Content growth also drives more than ever a "search imperative" for consumers. Relying on a single destination no longer ensures that you get access to everything out there about your beloved Red Sox or Texas Longhorns. Fans will continue to rely on great search experiences from Google and others to take them to the content they are looking for at the exact moment they want to consume that content.
In parallel with the search imperative is the growing trend of "smart curation" -- the ability for a publisher to bring together a deep layer of original content along with an aggregated layer of related content that the consumer can be pointed to directly.
The NFL Draft or a NBA Play-off game highlights this new consumer dynamic.
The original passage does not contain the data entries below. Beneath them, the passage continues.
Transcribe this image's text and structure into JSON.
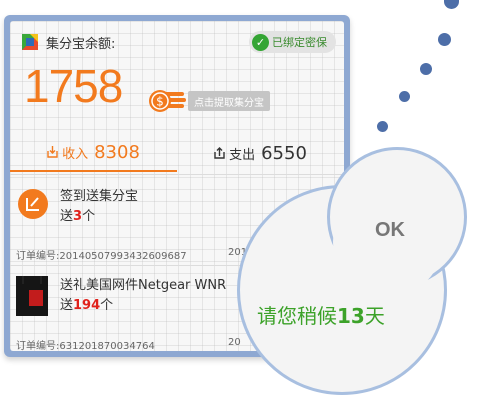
{
  "header": {
    "title": "集分宝余额:",
    "bound_badge": "已绑定密保"
  },
  "balance": {
    "amount": "1758",
    "withdraw_tip": "点击提取集分宝"
  },
  "tabs": [
    {
      "label": "收入",
      "value": "8308"
    },
    {
      "label": "支出",
      "value": "6550"
    }
  ],
  "records": [
    {
      "title": "签到送集分宝",
      "sub_prefix": "送",
      "sub_count": "3",
      "sub_suffix": "个",
      "order": "订单编号:20140507993432609687",
      "date_fragment": "2014",
      "stamp_fragment": "0"
    },
    {
      "title": "送礼美国网件Netgear WNR",
      "sub_prefix": "送",
      "sub_count": "194",
      "sub_suffix": "个",
      "order": "订单编号:631201870034764",
      "date_fragment": "20"
    }
  ],
  "bubbles": {
    "ok": "OK",
    "wait_prefix": "请您稍候",
    "wait_days": "13",
    "wait_suffix": "天"
  },
  "colors": {
    "accent": "#f27a1e",
    "highlight": "#e0211b",
    "success": "#3ca229",
    "frame": "#8ea8d2"
  }
}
People can't get access to everything being published about the Draft via ESPN's telecast so they look for more online -- through search and by finding destinations that curate for them a comprehensive content experience.
Moving to Mobile and Tablet Screens
Another major driver of growth in digital sports content consumption around major events will continue to be the widespread adoption of mobile and tablet screens that sports fans can access no matter where they are during an event. Tracking the progress of an event "real-time" has been around for a long time, but the same dynamics of content growth, the search imperative and smart curation are all now fully accessible via the mobile web.
Imagine how a sports fan now reacts to a surprise draft pick by searching that player's name on his mobile phone and instantly getting a deep dive on the player's bio, combine results, and college performance ratings. Or how about when Paul Pierce gets ejected from a play-off game, all of a sudden the iPad becomes the portal to a similar dive into the various questions and conversation about that scenario within the game.
Finally, the mainstream emergence of Facebook and Twitter has changed how sports fans access major event coverage. From the Facebook perspective, the social plug-in platform allows users to share content about events that in turn creates a deeper connection between publishers and their audiences.
Likewise, Twitter provides a sports publisher two channels through which they can augment the digital sports event coverage experience -- one as a distribution outlet for the publisher's own Twitter channels and another as an inbound stream of topic specific Twitter voices that enhance the curated experience for fans.
Ultimately, for many fans the TV vs. digital decision doesn't need to -- and won't -- be one of "either or." But it is clear that a much more engaging experience can be had for the rapidly growing number of fans who are searching for a comprehensive and socially enhanced sports content experience via their smart phones and iPads -- all with a lens on the teams and topics they are most passionate.